Date of Completion

2025

Document Type

Research Project

Degree Name

Grade 12

Keywords

counseling, counseling approaches, counseling styles, counseling expectations, therapy, student-based counseling

Abstract

In today’s academic environment, students face diverse academic, social, and emotional challenges, creating a need for specialized guidance and counseling interventions. However, little is known about students’ preferences regarding therapist methods. Accordingly, this study aims to explore the most preferred counselor demographics, theoretical counseling approach, counseling style, and expectations. Therefore, the researchers surveyed 267 students and interviewed five students from schools within NCR and Region IV-A in the Philippines, employing a cross-sectional quantitative design and a phenomenological qualitative approach. Qualitative findings revealed themes across approaches: students value intuition (psychodynamic); medication (biological); parental involvement (family); familiar, private, and natural physical settings (ecosystems); constructive directness (cognitive); and gradual emotion-based progression (pragmatic). However, humanistic themes of warmth and acceptance are most prominent. Quantitative findings indicated that students imagine their ideal counselor to be 21-30 years old, female, Filipino, Roman Catholic, married, and holding a PhD. Students most prefer the humanistic approach, while the biological, cognitive, and pragmatic approaches also receive high ratings, suggesting eclectic preferences. Students favor the closeness style, though flexibility between styles is highly endorsed.

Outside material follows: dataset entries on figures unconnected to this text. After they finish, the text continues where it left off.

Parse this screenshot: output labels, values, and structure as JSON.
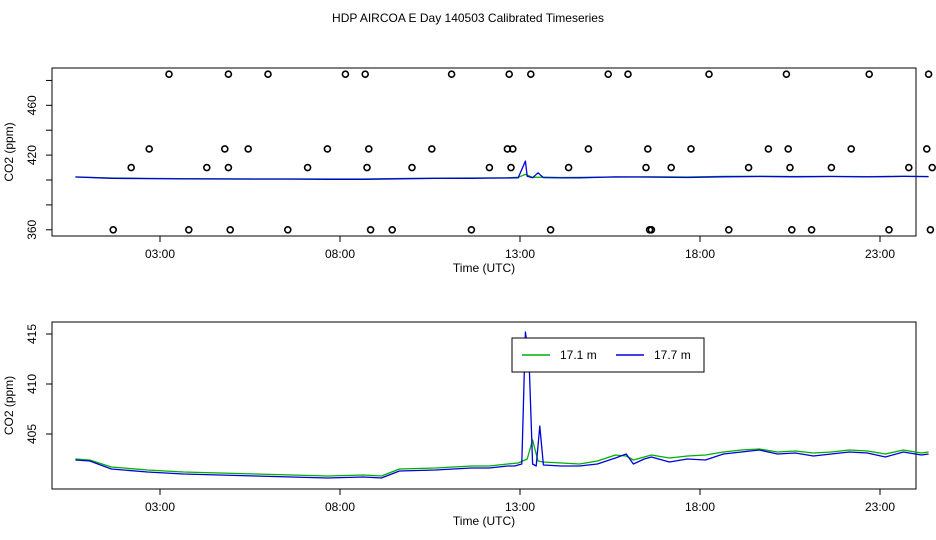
{
  "title": "HDP AIRCOA E  Day 140503  Calibrated Timeseries",
  "colors": {
    "frame": "#000000",
    "green": "#00b000",
    "blue": "#0000dd"
  },
  "chart_data": [
    {
      "type": "line",
      "name": "top-panel",
      "xlabel": "Time (UTC)",
      "ylabel": "CO2 (ppm)",
      "xlim": [
        0,
        24
      ],
      "ylim": [
        355,
        490
      ],
      "xticks": [
        3,
        8,
        13,
        18,
        23
      ],
      "xtick_labels": [
        "03:00",
        "08:00",
        "13:00",
        "18:00",
        "23:00"
      ],
      "yticks": [
        360,
        380,
        400,
        420,
        440,
        460,
        480
      ],
      "ytick_labels": [
        "360",
        "",
        "",
        "420",
        "",
        "460",
        ""
      ],
      "series": [
        {
          "color": "#00b000",
          "x": [
            0.0,
            1.0,
            2.0,
            3.0,
            4.0,
            5.0,
            6.0,
            7.0,
            8.0,
            9.0,
            10.0,
            11.0,
            11.5,
            12.0,
            12.3,
            12.5,
            12.7,
            13.0,
            13.5,
            14.0,
            15.0,
            16.0,
            17.0,
            18.0,
            19.0,
            20.0,
            21.0,
            22.0,
            23.0,
            23.7
          ],
          "y": [
            402.5,
            401.6,
            401.3,
            401.1,
            401.0,
            400.9,
            400.9,
            400.8,
            400.8,
            401.2,
            401.5,
            401.6,
            401.7,
            401.8,
            402.2,
            404.5,
            402.1,
            402.3,
            402.0,
            402.1,
            402.4,
            402.6,
            402.4,
            402.9,
            403.0,
            402.8,
            402.9,
            402.7,
            403.0,
            402.8
          ]
        },
        {
          "color": "#0000dd",
          "x": [
            0.0,
            1.0,
            2.0,
            3.0,
            4.0,
            5.0,
            6.0,
            7.0,
            8.0,
            9.0,
            10.0,
            11.0,
            11.5,
            12.0,
            12.3,
            12.5,
            12.55,
            12.7,
            12.85,
            13.0,
            13.5,
            14.0,
            15.0,
            16.0,
            17.0,
            18.0,
            19.0,
            20.0,
            21.0,
            22.0,
            23.0,
            23.7
          ],
          "y": [
            402.4,
            401.4,
            401.1,
            400.9,
            400.8,
            400.7,
            400.7,
            400.6,
            400.6,
            401.0,
            401.3,
            401.4,
            401.5,
            401.6,
            401.8,
            415.2,
            403.0,
            401.8,
            405.8,
            401.9,
            401.7,
            401.8,
            402.5,
            402.3,
            402.0,
            402.6,
            402.8,
            402.6,
            402.8,
            402.5,
            402.9,
            402.7
          ]
        }
      ],
      "outliers_x": [
        0.55,
        1.05,
        1.55,
        2.1,
        2.65,
        3.15,
        3.65,
        3.75,
        3.75,
        3.8,
        4.3,
        4.85,
        5.4,
        5.95,
        6.5,
        7.0,
        7.55,
        7.6,
        7.65,
        7.7,
        8.3,
        8.85,
        9.4,
        9.95,
        10.5,
        11.0,
        11.5,
        11.55,
        11.6,
        11.65,
        12.15,
        12.7,
        13.2,
        13.75,
        14.3,
        14.85,
        15.35,
        15.4,
        15.45,
        15.5,
        16.05,
        16.6,
        17.1,
        17.65,
        18.2,
        18.75,
        19.25,
        19.3,
        19.35,
        19.4,
        19.95,
        20.5,
        21.05,
        21.55,
        22.1,
        22.65,
        23.15,
        23.2,
        23.25,
        23.3
      ],
      "outliers_y": [
        360,
        410,
        425,
        485,
        360,
        410,
        425,
        410,
        485,
        360,
        425,
        485,
        360,
        410,
        425,
        485,
        485,
        410,
        425,
        360,
        360,
        410,
        425,
        485,
        360,
        410,
        425,
        485,
        410,
        425,
        485,
        360,
        410,
        425,
        485,
        485,
        410,
        425,
        360,
        360,
        410,
        425,
        485,
        360,
        410,
        425,
        485,
        425,
        410,
        360,
        360,
        410,
        425,
        485,
        360,
        410,
        425,
        485,
        360,
        410
      ]
    },
    {
      "type": "line",
      "name": "bottom-panel",
      "xlabel": "Time (UTC)",
      "ylabel": "CO2 (ppm)",
      "xlim": [
        0,
        24
      ],
      "ylim": [
        399.5,
        416.2
      ],
      "xticks": [
        3,
        8,
        13,
        18,
        23
      ],
      "xtick_labels": [
        "03:00",
        "08:00",
        "13:00",
        "18:00",
        "23:00"
      ],
      "yticks": [
        405,
        410,
        415
      ],
      "ytick_labels": [
        "405",
        "410",
        "415"
      ],
      "legend": "top-center",
      "series": [
        {
          "name": "17.1 m",
          "color": "#00b000",
          "x": [
            0.0,
            0.4,
            1.0,
            2.0,
            3.0,
            4.0,
            5.0,
            6.0,
            7.0,
            8.0,
            8.5,
            9.0,
            10.0,
            11.0,
            11.5,
            12.0,
            12.3,
            12.55,
            12.7,
            12.85,
            13.0,
            13.5,
            14.0,
            14.5,
            15.0,
            15.3,
            15.5,
            15.8,
            16.0,
            16.5,
            17.0,
            17.5,
            18.0,
            18.5,
            19.0,
            19.5,
            20.0,
            20.5,
            21.0,
            21.5,
            22.0,
            22.5,
            23.0,
            23.5,
            23.7
          ],
          "y": [
            402.5,
            402.4,
            401.7,
            401.4,
            401.2,
            401.1,
            401.0,
            400.9,
            400.8,
            400.9,
            400.8,
            401.5,
            401.6,
            401.8,
            401.8,
            402.0,
            402.1,
            402.5,
            404.4,
            402.3,
            402.2,
            402.1,
            402.0,
            402.3,
            402.9,
            402.8,
            402.4,
            402.7,
            402.9,
            402.6,
            402.8,
            402.9,
            403.2,
            403.4,
            403.5,
            403.2,
            403.3,
            403.1,
            403.2,
            403.4,
            403.3,
            403.0,
            403.4,
            403.1,
            403.2
          ]
        },
        {
          "name": "17.7 m",
          "color": "#0000dd",
          "x": [
            0.0,
            0.4,
            1.0,
            2.0,
            3.0,
            4.0,
            5.0,
            6.0,
            7.0,
            8.0,
            8.5,
            9.0,
            10.0,
            11.0,
            11.5,
            12.0,
            12.2,
            12.4,
            12.5,
            12.6,
            12.7,
            12.8,
            12.9,
            13.0,
            13.5,
            14.0,
            14.5,
            15.0,
            15.3,
            15.5,
            15.8,
            16.0,
            16.5,
            17.0,
            17.5,
            18.0,
            18.5,
            19.0,
            19.5,
            20.0,
            20.5,
            21.0,
            21.5,
            22.0,
            22.5,
            23.0,
            23.5,
            23.7
          ],
          "y": [
            402.4,
            402.3,
            401.5,
            401.2,
            401.0,
            400.9,
            400.8,
            400.7,
            400.6,
            400.7,
            400.6,
            401.3,
            401.4,
            401.6,
            401.6,
            401.8,
            401.8,
            402.0,
            415.2,
            412.5,
            402.0,
            401.8,
            405.8,
            401.9,
            401.8,
            401.8,
            402.0,
            402.6,
            403.0,
            402.0,
            402.5,
            402.7,
            402.2,
            402.5,
            402.4,
            403.0,
            403.2,
            403.4,
            403.0,
            403.1,
            402.8,
            403.0,
            403.2,
            403.1,
            402.7,
            403.2,
            402.9,
            403.0
          ]
        }
      ]
    }
  ]
}
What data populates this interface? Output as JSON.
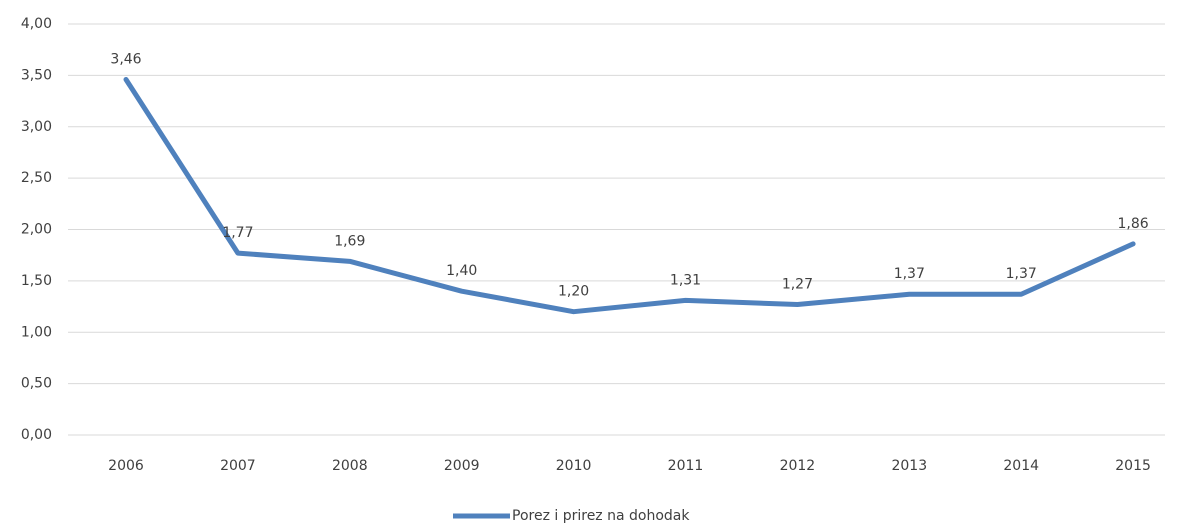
{
  "chart_data": {
    "type": "line",
    "categories": [
      "2006",
      "2007",
      "2008",
      "2009",
      "2010",
      "2011",
      "2012",
      "2013",
      "2014",
      "2015"
    ],
    "series": [
      {
        "name": "Porez i prirez na dohodak",
        "color": "#4f81bd",
        "values": [
          3.46,
          1.77,
          1.69,
          1.4,
          1.2,
          1.31,
          1.27,
          1.37,
          1.37,
          1.86
        ],
        "value_labels": [
          "3,46",
          "1,77",
          "1,69",
          "1,40",
          "1,20",
          "1,31",
          "1,27",
          "1,37",
          "1,37",
          "1,86"
        ]
      }
    ],
    "ylim": [
      0,
      4
    ],
    "yticks": [
      {
        "value": 0,
        "label": "0,00"
      },
      {
        "value": 0.5,
        "label": "0,50"
      },
      {
        "value": 1,
        "label": "1,00"
      },
      {
        "value": 1.5,
        "label": "1,50"
      },
      {
        "value": 2,
        "label": "2,00"
      },
      {
        "value": 2.5,
        "label": "2,50"
      },
      {
        "value": 3,
        "label": "3,00"
      },
      {
        "value": 3.5,
        "label": "3,50"
      },
      {
        "value": 4,
        "label": "4,00"
      }
    ],
    "grid": true,
    "legend": "bottom"
  }
}
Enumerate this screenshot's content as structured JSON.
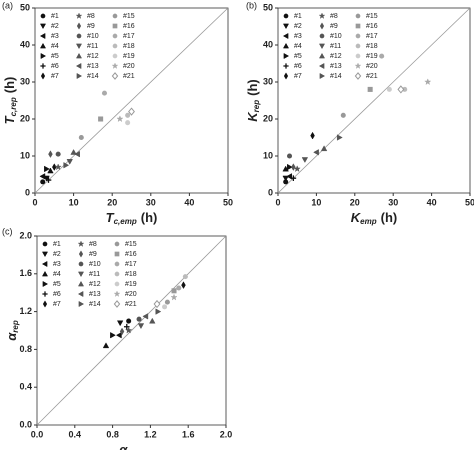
{
  "chart_data": [
    {
      "type": "scatter",
      "panel_label": "(a)",
      "xlabel_symbol": "T",
      "xlabel_subscript": "c,emp",
      "xlabel_unit": "(h)",
      "ylabel_symbol": "T",
      "ylabel_subscript": "c,rep",
      "ylabel_unit": "(h)",
      "xlim": [
        0,
        50
      ],
      "ylim": [
        0,
        50
      ],
      "xticks": [
        0,
        10,
        20,
        30,
        40,
        50
      ],
      "yticks": [
        0,
        10,
        20,
        30,
        40,
        50
      ],
      "identity_line": true,
      "series": [
        {
          "name": "#1",
          "marker": "circle",
          "color": "#111",
          "x": [
            2
          ],
          "values": [
            3
          ]
        },
        {
          "name": "#2",
          "marker": "tri-down",
          "color": "#111",
          "x": [
            3
          ],
          "values": [
            4
          ]
        },
        {
          "name": "#3",
          "marker": "tri-left",
          "color": "#111",
          "x": [
            2
          ],
          "values": [
            4.5
          ]
        },
        {
          "name": "#4",
          "marker": "tri-up",
          "color": "#111",
          "x": [
            4
          ],
          "values": [
            6
          ]
        },
        {
          "name": "#5",
          "marker": "tri-right",
          "color": "#111",
          "x": [
            3
          ],
          "values": [
            6.5
          ]
        },
        {
          "name": "#6",
          "marker": "plus",
          "color": "#111",
          "x": [
            3.5
          ],
          "values": [
            3.5
          ]
        },
        {
          "name": "#7",
          "marker": "diamond",
          "color": "#111",
          "x": [
            5
          ],
          "values": [
            7
          ]
        },
        {
          "name": "#8",
          "marker": "star",
          "color": "#555",
          "x": [
            6
          ],
          "values": [
            7
          ]
        },
        {
          "name": "#9",
          "marker": "diamond",
          "color": "#555",
          "x": [
            4
          ],
          "values": [
            10.5
          ]
        },
        {
          "name": "#10",
          "marker": "circle",
          "color": "#555",
          "x": [
            6
          ],
          "values": [
            10.5
          ]
        },
        {
          "name": "#11",
          "marker": "tri-down",
          "color": "#555",
          "x": [
            9
          ],
          "values": [
            8.5
          ]
        },
        {
          "name": "#12",
          "marker": "tri-up",
          "color": "#555",
          "x": [
            10
          ],
          "values": [
            11
          ]
        },
        {
          "name": "#13",
          "marker": "tri-left",
          "color": "#555",
          "x": [
            11
          ],
          "values": [
            10.5
          ]
        },
        {
          "name": "#14",
          "marker": "tri-right",
          "color": "#555",
          "x": [
            8
          ],
          "values": [
            7.5
          ]
        },
        {
          "name": "#15",
          "marker": "circle",
          "color": "#999",
          "x": [
            12
          ],
          "values": [
            15
          ]
        },
        {
          "name": "#16",
          "marker": "square",
          "color": "#999",
          "x": [
            17
          ],
          "values": [
            20
          ]
        },
        {
          "name": "#17",
          "marker": "circle",
          "color": "#aaa",
          "x": [
            18
          ],
          "values": [
            27
          ]
        },
        {
          "name": "#18",
          "marker": "circle",
          "color": "#bbb",
          "x": [
            24
          ],
          "values": [
            21
          ]
        },
        {
          "name": "#19",
          "marker": "circle",
          "color": "#ccc",
          "x": [
            24
          ],
          "values": [
            19
          ]
        },
        {
          "name": "#20",
          "marker": "star",
          "color": "#aaa",
          "x": [
            22
          ],
          "values": [
            20
          ]
        },
        {
          "name": "#21",
          "marker": "diamond-open",
          "color": "#999",
          "x": [
            25
          ],
          "values": [
            22
          ]
        }
      ]
    },
    {
      "type": "scatter",
      "panel_label": "(b)",
      "xlabel_symbol": "K",
      "xlabel_subscript": "emp",
      "xlabel_unit": "(h)",
      "ylabel_symbol": "K",
      "ylabel_subscript": "rep",
      "ylabel_unit": "(h)",
      "xlim": [
        0,
        50
      ],
      "ylim": [
        0,
        50
      ],
      "xticks": [
        0,
        10,
        20,
        30,
        40,
        50
      ],
      "yticks": [
        0,
        10,
        20,
        30,
        40,
        50
      ],
      "identity_line": true,
      "series": [
        {
          "name": "#1",
          "marker": "circle",
          "color": "#111",
          "x": [
            2
          ],
          "values": [
            3
          ]
        },
        {
          "name": "#2",
          "marker": "tri-down",
          "color": "#111",
          "x": [
            2
          ],
          "values": [
            4
          ]
        },
        {
          "name": "#3",
          "marker": "tri-left",
          "color": "#111",
          "x": [
            3
          ],
          "values": [
            4.5
          ]
        },
        {
          "name": "#4",
          "marker": "tri-up",
          "color": "#111",
          "x": [
            2
          ],
          "values": [
            6.5
          ]
        },
        {
          "name": "#5",
          "marker": "tri-right",
          "color": "#111",
          "x": [
            3
          ],
          "values": [
            7
          ]
        },
        {
          "name": "#6",
          "marker": "plus",
          "color": "#111",
          "x": [
            4
          ],
          "values": [
            4
          ]
        },
        {
          "name": "#7",
          "marker": "diamond",
          "color": "#111",
          "x": [
            9
          ],
          "values": [
            15.5
          ]
        },
        {
          "name": "#8",
          "marker": "star",
          "color": "#555",
          "x": [
            5
          ],
          "values": [
            6.5
          ]
        },
        {
          "name": "#9",
          "marker": "diamond",
          "color": "#555",
          "x": [
            4
          ],
          "values": [
            7
          ]
        },
        {
          "name": "#10",
          "marker": "circle",
          "color": "#555",
          "x": [
            3
          ],
          "values": [
            10
          ]
        },
        {
          "name": "#11",
          "marker": "tri-down",
          "color": "#555",
          "x": [
            7
          ],
          "values": [
            9
          ]
        },
        {
          "name": "#12",
          "marker": "tri-up",
          "color": "#555",
          "x": [
            12
          ],
          "values": [
            12
          ]
        },
        {
          "name": "#13",
          "marker": "tri-left",
          "color": "#555",
          "x": [
            10
          ],
          "values": [
            11
          ]
        },
        {
          "name": "#14",
          "marker": "tri-right",
          "color": "#555",
          "x": [
            16
          ],
          "values": [
            15
          ]
        },
        {
          "name": "#15",
          "marker": "circle",
          "color": "#999",
          "x": [
            17
          ],
          "values": [
            21
          ]
        },
        {
          "name": "#16",
          "marker": "square",
          "color": "#999",
          "x": [
            24
          ],
          "values": [
            28
          ]
        },
        {
          "name": "#17",
          "marker": "circle",
          "color": "#aaa",
          "x": [
            27
          ],
          "values": [
            37
          ]
        },
        {
          "name": "#18",
          "marker": "circle",
          "color": "#bbb",
          "x": [
            33
          ],
          "values": [
            28
          ]
        },
        {
          "name": "#19",
          "marker": "circle",
          "color": "#ccc",
          "x": [
            29
          ],
          "values": [
            28
          ]
        },
        {
          "name": "#20",
          "marker": "star",
          "color": "#aaa",
          "x": [
            39
          ],
          "values": [
            30
          ]
        },
        {
          "name": "#21",
          "marker": "diamond-open",
          "color": "#999",
          "x": [
            32
          ],
          "values": [
            28
          ]
        }
      ]
    },
    {
      "type": "scatter",
      "panel_label": "(c)",
      "xlabel_symbol": "α",
      "xlabel_subscript": "emp",
      "ylabel_symbol": "α",
      "ylabel_subscript": "rep",
      "xlim": [
        0,
        2
      ],
      "ylim": [
        0,
        2
      ],
      "xticks": [
        {
          "value": 0,
          "label": "0.0"
        },
        0.4,
        0.8,
        1.2,
        1.6,
        {
          "value": 2,
          "label": "2.0"
        }
      ],
      "yticks": [
        {
          "value": 0,
          "label": "0.0"
        },
        0.4,
        0.8,
        1.2,
        1.6,
        {
          "value": 2,
          "label": "2.0"
        }
      ],
      "identity_line": true,
      "series": [
        {
          "name": "#1",
          "marker": "circle",
          "color": "#111",
          "x": [
            0.97
          ],
          "values": [
            1.1
          ]
        },
        {
          "name": "#2",
          "marker": "tri-down",
          "color": "#111",
          "x": [
            0.88
          ],
          "values": [
            1.08
          ]
        },
        {
          "name": "#3",
          "marker": "tri-left",
          "color": "#111",
          "x": [
            0.87
          ],
          "values": [
            0.95
          ]
        },
        {
          "name": "#4",
          "marker": "tri-up",
          "color": "#111",
          "x": [
            0.73
          ],
          "values": [
            0.84
          ]
        },
        {
          "name": "#5",
          "marker": "tri-right",
          "color": "#111",
          "x": [
            0.8
          ],
          "values": [
            0.95
          ]
        },
        {
          "name": "#6",
          "marker": "plus",
          "color": "#111",
          "x": [
            0.95
          ],
          "values": [
            1.04
          ]
        },
        {
          "name": "#7",
          "marker": "diamond",
          "color": "#111",
          "x": [
            1.55
          ],
          "values": [
            1.48
          ]
        },
        {
          "name": "#8",
          "marker": "star",
          "color": "#555",
          "x": [
            0.97
          ],
          "values": [
            1
          ]
        },
        {
          "name": "#9",
          "marker": "diamond",
          "color": "#555",
          "x": [
            0.9
          ],
          "values": [
            0.99
          ]
        },
        {
          "name": "#10",
          "marker": "circle",
          "color": "#555",
          "x": [
            1.08
          ],
          "values": [
            1.12
          ]
        },
        {
          "name": "#11",
          "marker": "tri-down",
          "color": "#555",
          "x": [
            1.1
          ],
          "values": [
            1.05
          ]
        },
        {
          "name": "#12",
          "marker": "tri-up",
          "color": "#555",
          "x": [
            1.22
          ],
          "values": [
            1.1
          ]
        },
        {
          "name": "#13",
          "marker": "tri-left",
          "color": "#555",
          "x": [
            1.15
          ],
          "values": [
            1.15
          ]
        },
        {
          "name": "#14",
          "marker": "tri-right",
          "color": "#555",
          "x": [
            1.28
          ],
          "values": [
            1.2
          ]
        },
        {
          "name": "#15",
          "marker": "circle",
          "color": "#999",
          "x": [
            1.38
          ],
          "values": [
            1.3
          ]
        },
        {
          "name": "#16",
          "marker": "square",
          "color": "#999",
          "x": [
            1.45
          ],
          "values": [
            1.42
          ]
        },
        {
          "name": "#17",
          "marker": "circle",
          "color": "#aaa",
          "x": [
            1.5
          ],
          "values": [
            1.45
          ]
        },
        {
          "name": "#18",
          "marker": "circle",
          "color": "#bbb",
          "x": [
            1.57
          ],
          "values": [
            1.57
          ]
        },
        {
          "name": "#19",
          "marker": "circle",
          "color": "#ccc",
          "x": [
            1.35
          ],
          "values": [
            1.25
          ]
        },
        {
          "name": "#20",
          "marker": "star",
          "color": "#aaa",
          "x": [
            1.45
          ],
          "values": [
            1.35
          ]
        },
        {
          "name": "#21",
          "marker": "diamond-open",
          "color": "#999",
          "x": [
            1.27
          ],
          "values": [
            1.28
          ]
        }
      ]
    }
  ]
}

They also hold greater role expectations than outcome expectations, with both domains interpreted as high expectations, reflecting belief in therapy effectiveness. Combined findings suggest that students want counselors who build rapport, foster a strong therapeutic alliance, and embody characteristics aligned with culturally derived Filipino values. Given these findings, future researchers, professional counselors, and institutions shall use this paper as a basis to improve counseling services by providing effective care to students through holistic, client-centered counseling environments.